Jules-WinnfieldX / CyberDropDownloader

Bulk Gallery Downloader for Cyberdrop.me and Other Sites
GNU General Public License v3.0
1.6k stars 185 forks source link

[BUG] CDL seems to mark everything downloaded before even downloading. #625

Closed cewong2 closed 9 months ago

cewong2 commented 9 months ago

So I added way too many links than I had space for, so with the absence of a pause button (which is unfeasible in a Python script I think, as this isn't a GUI) I did a break command because I was running out of space and needed to clean that up. Upon rerunning the command for good measure as well, I deleted links that were already completed to make the scraping faster (I though that setting 'Ignore_Cache: false' would make that faster, but it performs the scrape every time).

So at this point, CDL has processed maybe 1/5 of my download URL list. I sent a break command because I ran out of space, deleted known completed links, and freed up space. When I ran CDL again, it skipped all the remaining downloads.

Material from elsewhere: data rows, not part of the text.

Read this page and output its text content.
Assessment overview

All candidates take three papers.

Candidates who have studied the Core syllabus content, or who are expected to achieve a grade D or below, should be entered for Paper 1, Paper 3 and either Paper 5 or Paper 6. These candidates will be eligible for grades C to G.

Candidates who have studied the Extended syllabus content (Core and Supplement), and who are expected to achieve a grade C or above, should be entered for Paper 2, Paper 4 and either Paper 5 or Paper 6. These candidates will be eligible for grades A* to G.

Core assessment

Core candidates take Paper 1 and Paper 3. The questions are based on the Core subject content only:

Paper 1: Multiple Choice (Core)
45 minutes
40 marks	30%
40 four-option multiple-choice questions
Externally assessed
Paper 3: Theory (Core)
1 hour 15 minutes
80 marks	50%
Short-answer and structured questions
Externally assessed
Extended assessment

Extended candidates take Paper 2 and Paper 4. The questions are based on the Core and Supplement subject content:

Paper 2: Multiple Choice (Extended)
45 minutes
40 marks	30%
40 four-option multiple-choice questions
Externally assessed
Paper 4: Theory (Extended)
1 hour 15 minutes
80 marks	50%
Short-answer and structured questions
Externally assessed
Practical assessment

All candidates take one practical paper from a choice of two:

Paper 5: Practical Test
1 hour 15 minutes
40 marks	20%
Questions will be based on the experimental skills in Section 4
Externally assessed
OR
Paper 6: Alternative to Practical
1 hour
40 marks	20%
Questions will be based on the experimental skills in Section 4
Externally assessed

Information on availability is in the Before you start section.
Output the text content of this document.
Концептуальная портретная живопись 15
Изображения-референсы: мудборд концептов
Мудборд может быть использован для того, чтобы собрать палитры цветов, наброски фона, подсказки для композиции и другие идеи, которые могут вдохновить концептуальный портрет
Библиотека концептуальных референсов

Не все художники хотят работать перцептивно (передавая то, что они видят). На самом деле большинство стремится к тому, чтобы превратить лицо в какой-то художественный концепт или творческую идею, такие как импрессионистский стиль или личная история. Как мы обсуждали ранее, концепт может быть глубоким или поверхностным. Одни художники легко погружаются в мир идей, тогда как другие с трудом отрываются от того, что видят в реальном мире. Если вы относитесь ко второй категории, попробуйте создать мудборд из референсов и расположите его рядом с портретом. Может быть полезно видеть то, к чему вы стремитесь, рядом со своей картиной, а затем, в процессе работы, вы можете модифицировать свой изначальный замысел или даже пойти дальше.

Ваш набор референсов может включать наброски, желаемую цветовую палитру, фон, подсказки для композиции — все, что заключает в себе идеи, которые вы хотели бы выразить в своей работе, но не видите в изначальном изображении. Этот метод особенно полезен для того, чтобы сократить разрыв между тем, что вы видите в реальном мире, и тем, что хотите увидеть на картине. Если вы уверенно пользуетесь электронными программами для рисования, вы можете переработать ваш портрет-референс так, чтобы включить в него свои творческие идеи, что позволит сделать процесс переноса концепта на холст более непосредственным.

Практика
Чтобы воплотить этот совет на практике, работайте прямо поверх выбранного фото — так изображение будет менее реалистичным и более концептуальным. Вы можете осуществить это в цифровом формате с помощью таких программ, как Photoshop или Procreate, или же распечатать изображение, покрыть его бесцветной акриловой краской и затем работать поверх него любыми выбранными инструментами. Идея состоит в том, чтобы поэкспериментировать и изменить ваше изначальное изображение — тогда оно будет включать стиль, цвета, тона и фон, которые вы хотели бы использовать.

I tried this with various combinations in the config, altering 'ignore_history' and 'skip_download_mark_completed' if either is set to true, it will just skip all the remaining links even though it never processed the actual download. So for at the least the 'skip_download_mark_completed' it's marking everything as downloaded even though it didn't actually download the file. It even ignored the ".part" file in the directory and skipped it still and I can't actually resume my URL list. If I set both to false, it will just download everything again skipping only existing files (which is the correct behavior from what I can tell).

TLDR; It seems regardless if CDL has actually processed a download for a link, it is marking the file as downloaded if it has been scraped before.

This was with host gofile.io

Jules-WinnfieldX commented 9 months ago

'skip_download_mark_completed' does exactly that, it skips the download and marks the file as downloaded in the DB.

'ignore_history' will download everything you give the program regardless of whether it's been completed in the past or not.

The cache (you mention ignore_cache) is only used for coomer/kemono and will speed up the program on subsequent runs of those links when it remains false.

I'd recommend you look through the wiki.